The featured audio is an English or French Dolby TrueHD 5.1, with additional audio options in Portuguese and Spanish Dolby Digital 5.1. I wouldn't call this a dynamic soundtrack, nor does it fill the room the way some of the best tracks do. But it's a clean and crisp audio with no distortion and a pleasing tonal quality that stops just short of "rich." Subtitles are in English, English SDH, French, Portuguese, Spanish, Arabic, and Dutch.
Disc One of this two-disc set features a director's commentary (same as the previous release, and interesting enough) and introduction, along with a picture-in-picture graphics track. It'll play on a Profile 1.0 unit, but you won't be able to navigate all that well, because it's sluggish. Better to let the slideshow play on its own. It's a well-designed screen that shrinks the movie to about one-sixth the size of a 16x9 screen and frames it on a drawn board that includes Gandhi's glasses and two other frames in which we see either pop-ups of Gandhi's own words, historical facts, or actual photographs with captions. It's a pretty fascinating way to watch the film again, and you can get a sense of the movie while learning in the process.
Disc two has all of the bonus features from the previous two-disc release. A handful of complete vintage newsreels showing Gandhi (including one of him talking) are among the best of the extras. Also included is an interview with Kingsley talking about Gandhi which is also pretty solid.
The "featurettes" are mostly interviews, with some clips from the film and vintage clips spliced in, but some of them are as quietly fascinating as the film itself. There's "In Search of Gandhi," which tells how Attenborough came to do the project, and how it's based on the Louis Fischer biography, The Life of Mahatma Gandhi; "Reflections on Ben," which is exactly what it sounds like; "Madeleine Slade: An Englishwoman Abroad," which is just a talking-head interview with the actress who played her; "The Funeral," which focuses on the biggest scene of the film; "Looking Back," more reminiscences about the filming; "Shooting an Epic in India," which has some nice additional behind-the-scenes footage; "Designing Gandhi," featuring the set designer, "From the Director's chair" interviews on two subjects, and "The Words of Mahatma Gandhi," an interactive primer. Rounding out the bonus features is "The Making of Gandhi," a photo montage.
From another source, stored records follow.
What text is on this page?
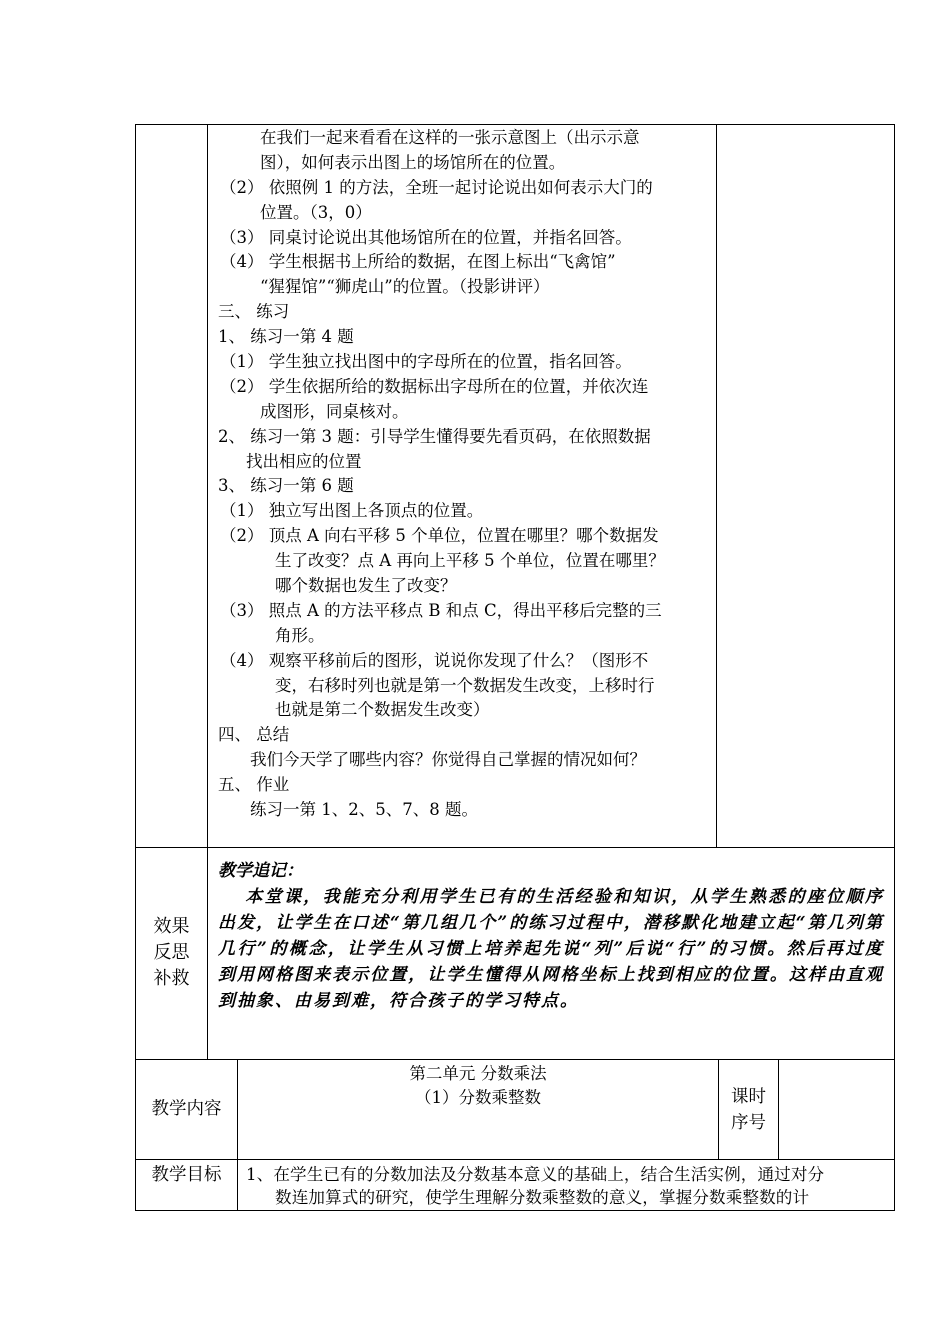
在我们一起来看看在这样的一张示意图上（出示示意
图），如何表示出图上的场馆所在的位置。
（2） 依照例 1 的方法，全班一起讨论说出如何表示大门的
位置。（3，0）
（3） 同桌讨论说出其他场馆所在的位置，并指名回答。
（4） 学生根据书上所给的数据，在图上标出“飞禽馆”
“猩猩馆”“狮虎山”的位置。（投影讲评）
三、 练习
1、 练习一第 4 题
（1） 学生独立找出图中的字母所在的位置，指名回答。
（2） 学生依据所给的数据标出字母所在的位置，并依次连
成图形，同桌核对。
2、 练习一第 3 题：引导学生懂得要先看页码，在依照数据
找出相应的位置
3、 练习一第 6 题
（1） 独立写出图上各顶点的位置。
（2） 顶点 A 向右平移 5 个单位，位置在哪里？哪个数据发
生了改变？点 A 再向上平移 5 个单位，位置在哪里？
哪个数据也发生了改变？
（3） 照点 A 的方法平移点 B 和点 C，得出平移后完整的三
角形。
（4） 观察平移前后的图形，说说你发现了什么？（图形不
变，右移时列也就是第一个数据发生改变，上移时行
也就是第二个数据发生改变）
四、 总结
我们今天学了哪些内容？你觉得自己掌握的情况如何？
五、 作业
练习一第 1、2、5、7、8 题。
效果
反思
补救
教学追记：
本堂课，我能充分利用学生已有的生活经验和知识，从学生熟悉的座位顺序出发，让学生在口述“第几组几个”的练习过程中，潜移默化地建立起“第几列第几行”的概念，让学生从习惯上培养起先说“列”后说“行”的习惯。然后再过度到用网格图来表示位置，让学生懂得从网格坐标上找到相应的位置。这样由直观到抽象、由易到难，符合孩子的学习特点。
教学内容
第二单元 分数乘法
（1）分数乘整数	课时
序号
教学目标	1、在学生已有的分数加法及分数基本意义的基础上，结合生活实例，通过对分
数连加算式的研究，使学生理解分数乘整数的意义，掌握分数乘整数的计
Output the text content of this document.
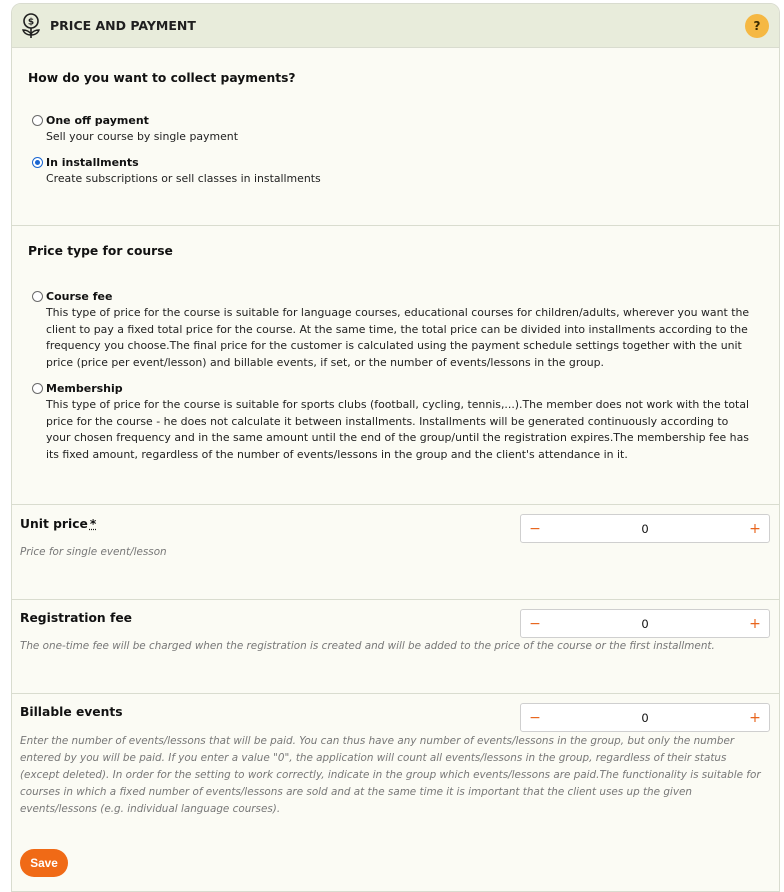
$ PRICE AND PAYMENT	?
How do you want to collect payments?
One off payment
Sell your course by single payment
In installments
Create subscriptions or sell classes in installments
Price type for course
Course fee
This type of price for the course is suitable for language courses, educational courses for children/adults, wherever you want the client to pay a fixed total price for the course. At the same time, the total price can be divided into installments according to the frequency you choose.The final price for the customer is calculated using the payment schedule settings together with the unit price (price per event/lesson) and billable events, if set, or the number of events/lessons in the group.
Membership
This type of price for the course is suitable for sports clubs (football, cycling, tennis,...).The member does not work with the total price for the course - he does not calculate it between installments. Installments will be generated continuously according to your chosen frequency and in the same amount until the end of the group/until the registration expires.The membership fee has its fixed amount, regardless of the number of events/lessons in the group and the client's attendance in it.
Unit price *
Price for single event/lesson
−	0	+
Registration fee
The one-time fee will be charged when the registration is created and will be added to the price of the course or the first installment.
−	0	+
Billable events
Enter the number of events/lessons that will be paid. You can thus have any number of events/lessons in the group, but only the number entered by you will be paid. If you enter a value "0", the application will count all events/lessons in the group, regardless of their status (except deleted). In order for the setting to work correctly, indicate in the group which events/lessons are paid.The functionality is suitable for courses in which a fixed number of events/lessons are sold and at the same time it is important that the client uses up the given events/lessons (e.g. individual language courses).
−	0	+
Save
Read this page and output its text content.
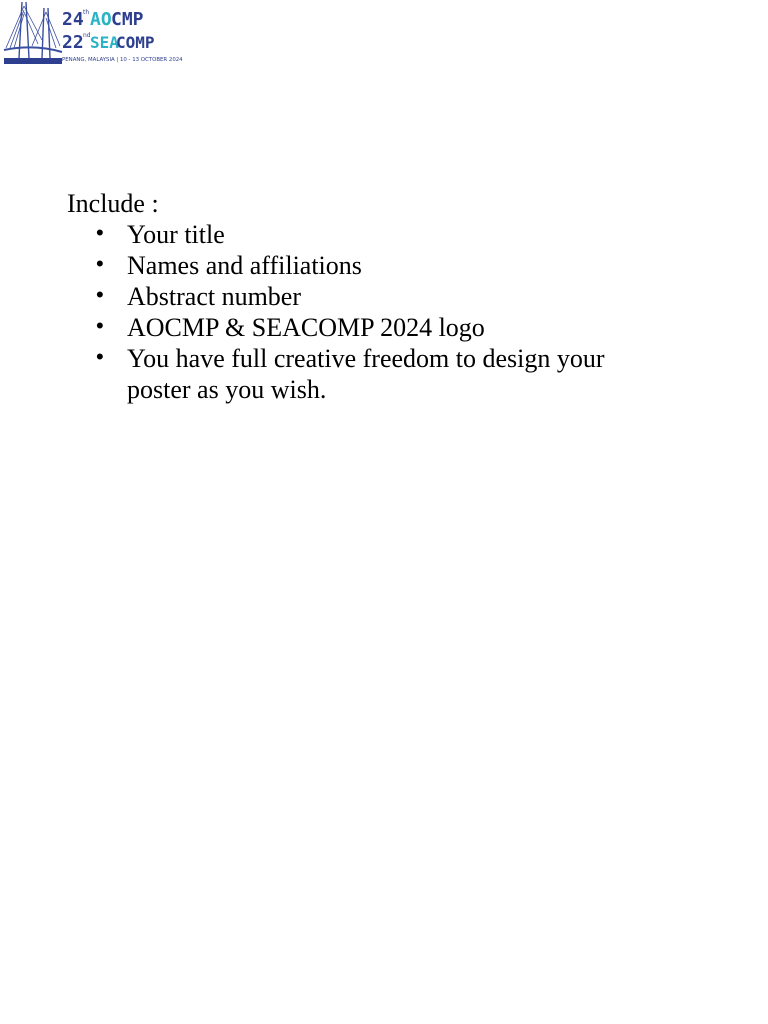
24 th AO CMP
22 nd SEA
COMP
PENANG, MALAYSIA | 10 - 13 OCTOBER 2024

Include :

• Your title
• Names and affiliations
• Abstract number
• AOCMP & SEACOMP 2024 logo
• You have full creative freedom to design your poster as you wish.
"Gandhi" tells a powerful story in a quiet way, with sweeping cinematography and a sense of the period that makes it as memorable an epic as "Lawrence of Arabia"--ironic, considering that Lean was approached before Attenborough, but turned it down! Attenborough loved the story so much that he raised the money and directed. His love-of-subject clearly shows through, especially with Kingsley's performance so uncannily Gandhi-like that many Indians felt he was a reincarnation. I'm glad to have the Blu-ray, and I suspect other fans will feel the same.